Объявили, что сварился кофе, и, пока академик Валентин хитро кося своим черным глазом на Луку и Деканову секретаршу, твердой рукой разливал густой напиток по стаканам, академик Остап продолжал свой рассказ.
– Я тогда огляделся по сторонам, – говорил академик, – посмотрел направо, посмотрел налево. И снова вижу: Эйфелева башня. Я пошел к Эйфелевой башне. Но, когда подошел совсем близко, то это оказался шнековый маслобойный пресс. "Что ж такое, – думаю, – как же мне найти Эйфелеву башню?" Черт его знает, иногда там как будто что-то случается с перспективой. Потом спросил у прохожего, и оказалось, что Эйфелеву башню возят сейчас на специальном поезде по всей Европе, по разным странам. Потому что все европейцы хотят видеть Эйфелеву башню, вот и приходится возить. Привезут, покажут и дальше повезут. А потом за это деньги собирают. И это за границей каждый мальчишка знает. У них там все – выставка. Там главное даже не иметь, а выставлять, что имеешь. Может быть, Эйфелеву башню когда-нибудь и к нам привезут, чтоб и мы могли посмотреть, хотя кто это может сказать точно?.. Но только вы не думайте, пожалуйста, что я туда развлекаться ездил.
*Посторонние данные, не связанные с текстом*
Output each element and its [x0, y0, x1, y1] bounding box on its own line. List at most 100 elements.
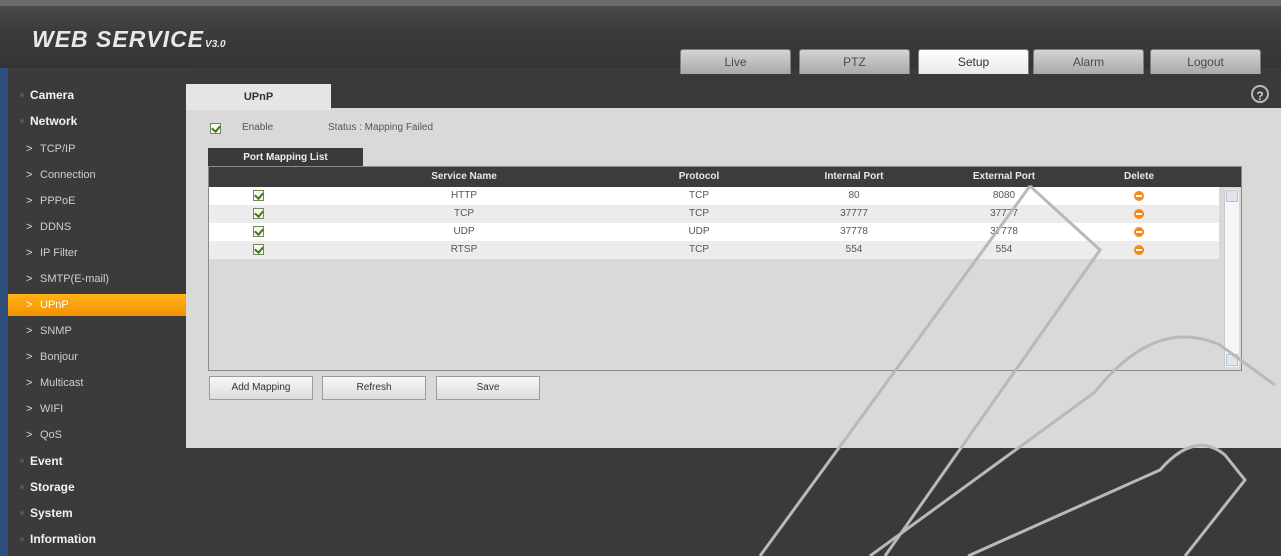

О, я за границей все время о науке думал. Да если бы мы захотели, то могли бы и у себя организовать ничуть не хуже Мекку. У них там, знаете, отовсюду, из каждой трубы дым идет. А художники за этот дым большие деньги платят. О, художники-то там все славны своим отщепенчеством. А крестьяне там никогда не болеют, насколько это я точно знаю...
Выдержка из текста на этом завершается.